Il risultato è che in quattro giorni si potranno seguire dibattiti attorno alle trasformazioni nel mondo del lavoro (c’è di mezzo la robotica, peraltro da sempre collegata alla città di Pisa), alle applicazioni della tecnologia nel mondo dello sport, in quello del no-profit. Il 2016 è l’anno della celebrazione dei 30 anni dalla prima connessione italiana a Internet, avvenuta proprio a Pisa grazie ai ricercatori del CNUCE CNR: l’anniversario è stato celebrato lo scorso 29 aprile con l’Internet Day in tutta Italia e verrà ripreso durante IF nell’evento “30 anni da 30 e lode: come Internet ci ha cambiato la vita e come ce la cambierà ancora”, organizzato da Riccardo Luna, con Carlo Ratti, Stefano Quntarelli, Joshua Held, Anna Masera, Davide D’Atri, Federico Bastiani, Benedetta Arese Lucini e Ivana Pais.
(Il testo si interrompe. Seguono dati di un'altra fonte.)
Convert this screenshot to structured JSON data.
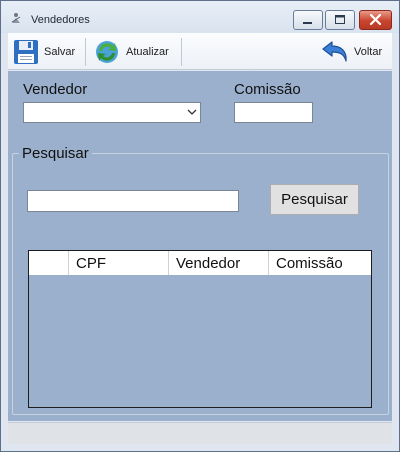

Internet festival significa anche IT TOur, cioè laboratori, tutorial, mostre e conferenze interattive nella Cittadella Galileiana, trasformata per l’occasione in un Campus per nativi digitali e navigatori incerti, ma aperto anche agli esperti e ai cultori della materia. Una sezione molto apprezzata dagli studenti e generalmente quella che alimenta più dirette streaming, interventi dal pubblico e partecipazione in ogni forma. In questi laboratori si potranno toccare con mano i risultati dei centri di ricerca, e si terranno anche conferenze-spettacolo, come “I selfie di Keplero” di Lorenzo Baglioni, il comico matematico che ha un successo enorme sui social, oppure l’arrivo dei ragazzi di Lercio.it che parleranno di bufale della Rete.

Il programma

Ognuno può seguire un proprio percorso nel ricco programma dell’Internet Festival, che Webnews seguirà come media partner. Certamente si fa notare il focus sulla cybersecurity, distribuito in tutte le date e in vari punti della città, in cui si parlerà di IoT, dello scontro Apple-FBI, della cyberwar in atto tra potenze mondiali che si affidano a un sottobosco opaco di agenzie private e hacker e cyberattivisti dalle identità multiple. Ma si parlerà anche di wereable, del fenomeno migratorio e delle opportunità della tecnologia per affrontarlo meglio, di gaming, smart mobility, salute, editoria, agenda digitale.